I got about ten minutes in – a ten minutes that played like a riff on a David Gordon Green movie – and then the movie changed tone starkly. The film's star Christina Hendricks was now in a bank office populated by absolutely no one until Ben Mendelsohn enters doing a kind of bizarrely menacing David Lynch kind of thing. This section of the movie is a kind of absurd exposition sequence, in which the main character is introduced to us as in a complete financial bind because of her own ignorance, and (it is immediately obvious) will now be forced to do a series of things that she doesn't want to do but that the film will enjoy watching her do.
I took the DVD out and went to sleep instead. This was already too contrived for my taste.
And then I didn't put the DVD back into my player until last night, when I convinced myself – finally – simply to finish this movie so that I could move on with my movie-watching existence.
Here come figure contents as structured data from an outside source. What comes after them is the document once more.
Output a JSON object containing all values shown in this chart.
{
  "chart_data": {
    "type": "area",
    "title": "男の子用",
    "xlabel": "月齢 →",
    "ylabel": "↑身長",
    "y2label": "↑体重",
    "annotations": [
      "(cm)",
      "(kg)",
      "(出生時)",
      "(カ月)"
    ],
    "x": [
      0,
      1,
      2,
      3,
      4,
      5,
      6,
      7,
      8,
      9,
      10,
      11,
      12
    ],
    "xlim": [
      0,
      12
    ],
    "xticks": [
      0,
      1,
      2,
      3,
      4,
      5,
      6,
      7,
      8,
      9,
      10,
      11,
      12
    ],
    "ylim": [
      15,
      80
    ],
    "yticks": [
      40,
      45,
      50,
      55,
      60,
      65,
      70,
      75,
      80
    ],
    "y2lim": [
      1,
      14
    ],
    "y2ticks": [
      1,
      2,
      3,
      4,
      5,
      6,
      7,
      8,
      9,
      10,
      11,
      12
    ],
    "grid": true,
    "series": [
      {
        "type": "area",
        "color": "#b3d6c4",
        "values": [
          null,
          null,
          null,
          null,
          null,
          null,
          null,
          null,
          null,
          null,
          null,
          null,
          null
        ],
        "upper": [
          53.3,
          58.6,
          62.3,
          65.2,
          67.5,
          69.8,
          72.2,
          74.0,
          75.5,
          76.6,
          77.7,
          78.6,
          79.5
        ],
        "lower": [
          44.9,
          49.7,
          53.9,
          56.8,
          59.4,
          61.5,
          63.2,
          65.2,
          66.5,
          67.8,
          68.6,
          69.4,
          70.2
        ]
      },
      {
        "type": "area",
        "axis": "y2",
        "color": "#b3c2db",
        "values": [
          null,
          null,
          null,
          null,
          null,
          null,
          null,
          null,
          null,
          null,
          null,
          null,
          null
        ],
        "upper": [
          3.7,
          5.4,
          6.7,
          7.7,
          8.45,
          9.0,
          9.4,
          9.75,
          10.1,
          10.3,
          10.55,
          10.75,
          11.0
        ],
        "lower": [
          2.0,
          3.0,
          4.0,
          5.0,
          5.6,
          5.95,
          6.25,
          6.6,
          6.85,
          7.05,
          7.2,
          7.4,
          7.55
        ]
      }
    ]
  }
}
Well, I was right when I took it out the first time in June. Lost River is derivative of lots of other filmmakers, which is, I suppose, fine as far as it goes, but Lost River also can't decide which of these guys it likes best. David Lynch is an obvious influence, with his grotesquely vicious worlds and characters who behave without motivation of any kind, but the movie also insists on numerous shots lit by a single source of brightly saturated neon light (pink, red, sometimes green) just like Refn's (awful) Ryan Gosling movie Only God Forgives.
Let me just stop right here: Avoid this thing at all costs. It is slow and ponderous and absurdly self important. And it is insanely, almost sadistically boring. Eva Mendes is a charming bright spot in this dour universe, but there isn't much else of interest and there's no one to root for in Lost River. Stay away.